Sakalını elimize alırız

Yavuz Sultan Selim ve Sultan Vahideddin dışında bütün padişahlar sakallıdır. Rivayete göre Yavuz Sultan Selim tahta çıktığında vezirler bu zorlu padişahla ne yapacaklarını düşünmüş. Malum Sultan II. Bayezid mülâyim bir padişah idi. Sonra “Babası gibi onun da sakalını elimize alırız” demişler. Sultan Selim bu sözü işitince sakal bırakmamış.

Benzeri, Sultan Vahideddin için de anlatılır. O da ağabeyi Sultan Reşad’a benzeyip İttihatçıları sevindirmemek için sakal bırakmamıştı. Sultan Selim de son zamanlarına ait bir minyatürde sakallı gözüküyor.

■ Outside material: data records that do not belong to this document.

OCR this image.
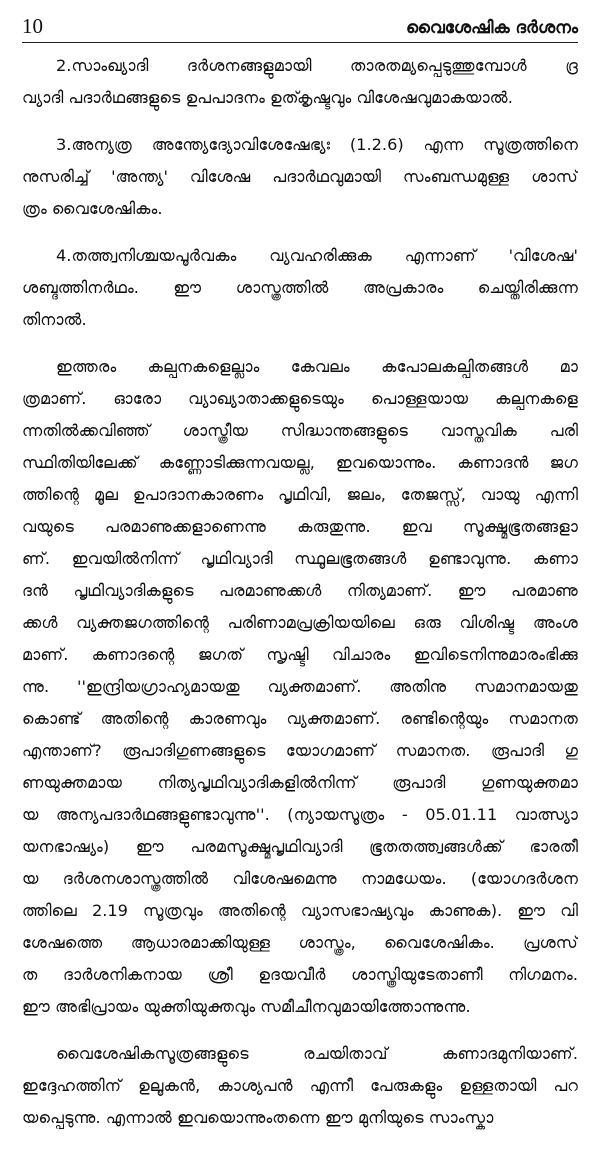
10	വൈശേഷിക ദർശനം
2.സാംഖ്യാദി ദർശനങ്ങളുമായി താരതമ്യപ്പെടുത്തുമ്പോൾ ദ്ര
വ്യാദി പദാർഥങ്ങളുടെ ഉപപാദനം ഉത്കൃഷ്ടവും വിശേഷവുമാകയാൽ.
3.അന്യത്ര അന്ത്യേദ്യോവിശേഷേഭ്യഃ (1.2.6) എന്ന സൂത്രത്തിനെ
നുസരിച്ച് 'അന്ത്യ' വിശേഷ പദാർഥവുമായി സംബന്ധമുള്ള ശാസ്
ത്രം വൈശേഷികം.
4.തത്ത്വനിശ്ചയപൂർവകം വ്യവഹരിക്കുക എന്നാണ് 'വിശേഷ'
ശബ്ദത്തിനർഥം. ഈ ശാസ്ത്രത്തിൽ അപ്രകാരം ചെയ്തിരിക്കുന്ന
തിനാൽ.
ഇത്തരം കല്പനകളെല്ലാം കേവലം കപോലകല്പിതങ്ങൾ മാ
ത്രമാണ്. ഓരോ വ്യാഖ്യാതാക്കളുടെയും പൊള്ളയായ കല്പനകളെ
ന്നതിൽക്കവിഞ്ഞ് ശാസ്ത്രീയ സിദ്ധാന്തങ്ങളുടെ വാസ്തവിക പരി
സ്ഥിതിയിലേക്ക് കണ്ണോടിക്കുന്നവയല്ല, ഇവയൊന്നും. കണാദൻ ജഗ
ത്തിന്റെ മൂല ഉപാദാനകാരണം പൃഥിവി, ജലം, തേജസ്സ്, വായു എന്നി
വയുടെ പരമാണുക്കളാണെന്നു കരുതുന്നു. ഇവ സൂക്ഷ്മഭൂതങ്ങളാ
ണ്. ഇവയിൽനിന്ന് പൃഥിവ്യാദി സ്ഥൂലഭൂതങ്ങൾ ഉണ്ടാവുന്നു. കണാ
ദൻ പൃഥിവ്യാദികളുടെ പരമാണുക്കൾ നിത്യമാണ്. ഈ പരമാണു
ക്കൾ വ്യക്തജഗത്തിന്റെ പരിണാമപ്രക്രിയയിലെ ഒരു വിശിഷ്ട അംശ
മാണ്. കണാദന്റെ ജഗത് സൃഷ്ടി വിചാരം ഇവിടെനിന്നുമാരംഭിക്കു
ന്നു. ''ഇന്ദ്രിയഗ്രാഹ്യമായതു വ്യക്തമാണ്. അതിനു സമാനമായതു
കൊണ്ട് അതിന്റെ കാരണവും വ്യക്തമാണ്. രണ്ടിന്റെയും സമാനത
എന്താണ്? രൂപാദിഗുണങ്ങളുടെ യോഗമാണ് സമാനത. രൂപാദി ഗു
ണയുക്തമായ നിത്യപൃഥിവ്യാദികളിൽനിന്ന് രൂപാദി ഗുണയുക്തമാ
യ അന്യപദാർഥങ്ങളുണ്ടാവുന്നു''. (ന്യായസൂത്രം - 05.01.11 വാത്സ്യാ
യനഭാഷ്യം) ഈ പരമസൂക്ഷ്മപൃഥിവ്യാദി ഭൂതതത്ത്വങ്ങൾക്ക് ഭാരതീ
യ ദർശനശാസ്ത്രത്തിൽ വിശേഷമെന്നു നാമധേയം. (യോഗദർശന
ത്തിലെ 2.19 സൂത്രവും അതിന്റെ വ്യാസഭാഷ്യവും കാണുക). ഈ വി
ശേഷത്തെ ആധാരമാക്കിയുള്ള ശാസ്ത്രം, വൈശേഷികം. പ്രശസ്
ത ദാർശനികനായ ശ്രീ ഉദയവീർ ശാസ്ത്രിയുടേതാണീ നിഗമനം.
ഈ അഭിപ്രായം യുക്തിയുക്തവും സമീചീനവുമായിത്തോന്നുന്നു.
വൈശേഷികസൂത്രങ്ങളുടെ രചയിതാവ് കണാദമുനിയാണ്.
ഇദ്ദേഹത്തിന് ഉലൂകൻ, കാശ്യപൻ എന്നീ പേരുകളും ഉള്ളതായി പറ
യപ്പെടുന്നു. എന്നാൽ ഇവയൊന്നുംതന്നെ ഈ മുനിയുടെ സാംസ്കാ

Belki de sakalsız olduğu doğru değildir.

Son zamanlarda damatlar da sakal bırakmazmış. Hatta arzusu hilafına bir sultan ile evlendirileceğini işiten Muhtar Bey, sakal koyuvermişti. Yeniçerilerin sakal bırakmadığı söyleniyorsa da, pek muhtemel değildir. 

Sultan Hamid devrinde sakal bir itibar ve terfi vesilesi iken, son devirde sakalsız sadrazamlar ile vardır. Talat Paşa, İzzet Paşa, Salih Paşa, Ferid Paşa sakalsızdır. Hadım sadrazamlar sayılmazsa galiba yegâne sakalsız sadrazamlar onlardır.

Sultan Mahmud zamanında, Mekkizade’nin şeyhülislâmlığı mevzubahis olduğunda, ‘hiç değilse sakalına birkaç ak kıl düşse’ demişler; liyakatin aksakalda olmadığını bilen Mekkizade, sakalını tütsületip birkaç kılını ağartarak bu makama oturur. Galib Kemali Bey, 1900’de Bükreş sefareti başkâtipliğine sakal bırakmadan kavuşamamıştı.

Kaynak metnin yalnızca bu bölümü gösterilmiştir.